The unflattering silhouette skinny jeans gave some was one reason skinny jeans weren’t folded and stuffed into every shopper’s bag, she said.
“They didn’t make skinny jeans that would fit a lot of people out there,” Istook said. “I don’t think they sold as well because there were so few people who could really wear them… Wide leg trousers can fit wide range of people.”
Not only do wide-leg pants provide a more inclusive fit, Istook said they also cover and flatter parts of the body that skinny jeans certainly don’t enhance.
“A lot of us don’t have really twiggy legs,” Istook said. “Wide-leg trousers serve that purpose — they hide our flaws.”
Lauren Ramsey, a sophomore in art and design, said that because her legs aren’t fit for skinny jeans, she prefers to buy “traditional bootleg jeans” as a compromise between skinny and wide pants.
Her style, she said, is composed of what fits best, is cheapest and most flattering. Though she said she hasn’t yet bought any wide-leg trousers, she’s not opposed to the idea.

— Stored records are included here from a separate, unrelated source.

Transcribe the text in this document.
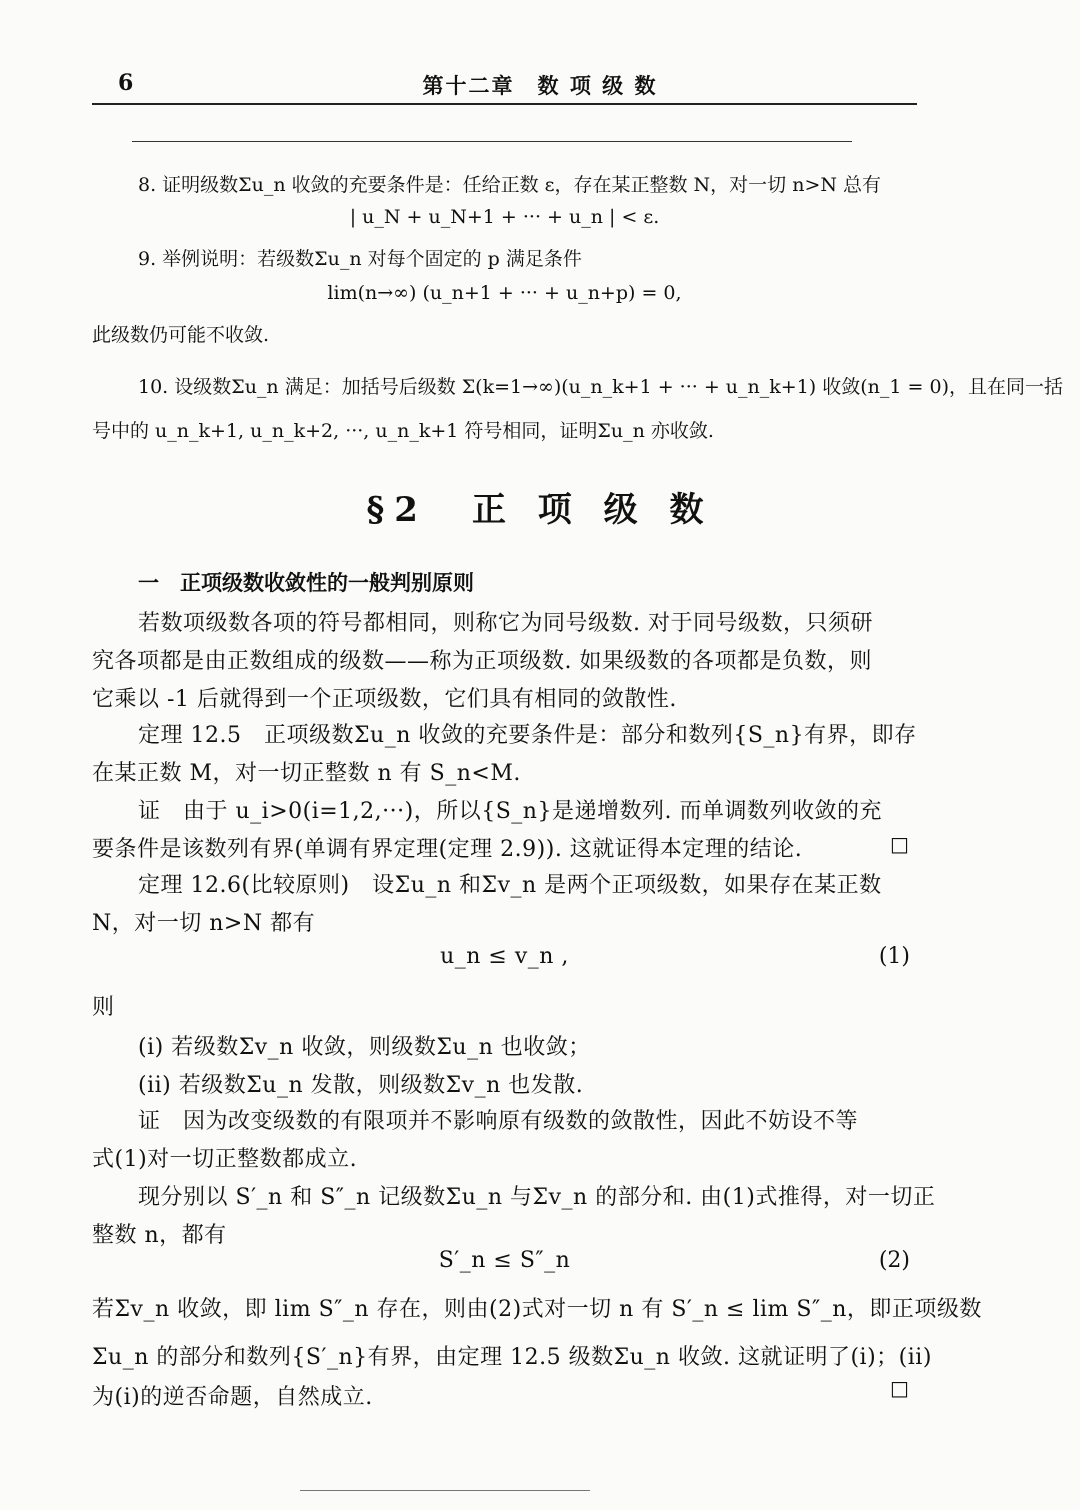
6	第十二章　数 项 级 数
8. 证明级数Σu_n 收敛的充要条件是：任给正数 ε，存在某正整数 N，对一切 n>N 总有
| u_N + u_N+1 + ··· + u_n | < ε.
9. 举例说明：若级数Σu_n 对每个固定的 p 满足条件
lim(n→∞) (u_n+1 + ··· + u_n+p) = 0,
此级数仍可能不收敛.
10. 设级数Σu_n 满足：加括号后级数 Σ(k=1→∞)(u_n_k+1 + ··· + u_n_k+1) 收敛(n_1 = 0)，且在同一括
号中的 u_n_k+1, u_n_k+2, ···, u_n_k+1 符号相同，证明Σu_n 亦收敛.
§2　正 项 级 数
一　正项级数收敛性的一般判别原则
若数项级数各项的符号都相同，则称它为同号级数. 对于同号级数，只须研
究各项都是由正数组成的级数——称为正项级数. 如果级数的各项都是负数，则
它乘以 -1 后就得到一个正项级数，它们具有相同的敛散性.
定理 12.5　正项级数Σu_n 收敛的充要条件是：部分和数列{S_n}有界，即存
在某正数 M，对一切正整数 n 有 S_n<M.
证　由于 u_i>0(i=1,2,···)，所以{S_n}是递增数列. 而单调数列收敛的充
要条件是该数列有界(单调有界定理(定理 2.9)). 这就证得本定理的结论.	□
定理 12.6(比较原则)　设Σu_n 和Σv_n 是两个正项级数，如果存在某正数
N，对一切 n>N 都有
u_n ≤ v_n ,	(1)
则
(i) 若级数Σv_n 收敛，则级数Σu_n 也收敛；
(ii) 若级数Σu_n 发散，则级数Σv_n 也发散.
证　因为改变级数的有限项并不影响原有级数的敛散性，因此不妨设不等
式(1)对一切正整数都成立.
现分别以 S′_n 和 S″_n 记级数Σu_n 与Σv_n 的部分和. 由(1)式推得，对一切正
整数 n，都有
S′_n ≤ S″_n	(2)
若Σv_n 收敛，即 lim S″_n 存在，则由(2)式对一切 n 有 S′_n ≤ lim S″_n，即正项级数
Σu_n 的部分和数列{S′_n}有界，由定理 12.5 级数Σu_n 收敛. 这就证明了(i)；(ii)
为(i)的逆否命题，自然成立.	□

“If [wide leg pants] are what they’re selling, I’ll try them on,” she said.
Alysondria Campos, a sophomore in civil engineering, said she sticks with wide-leg trousers, in part, because of their versatility.
“More people can wear them and look good in them,” she said. “When I see girls who can’t [pull off skinny jeans] wear them, it looks horrid.”
Whereas skinny jeans also don’t fit the dress code in many professional settings, Istook said wide leg trousers are widely accepted in the workplace.
“You can get away with wearing some jeans in some areas in some professions — mainly premium, high-end jeans,” she said. “Skinny jeans were probably never acceptable in a broad way.”
But Istook warns not to get too attached to any one trend — unless it’s a string of pearls or the generation-enduring jean jacket — for too long. Fashion’s very definition provides for constant, sometimes cyclical, change.
“Wide-leg trousers are working now partly because they’re a completely different fashion trend,” she said. “One way to keep fashion trends going is to keep [trends] moving from one direction to the other. Next year they might have a completely new version of skinny jeans.”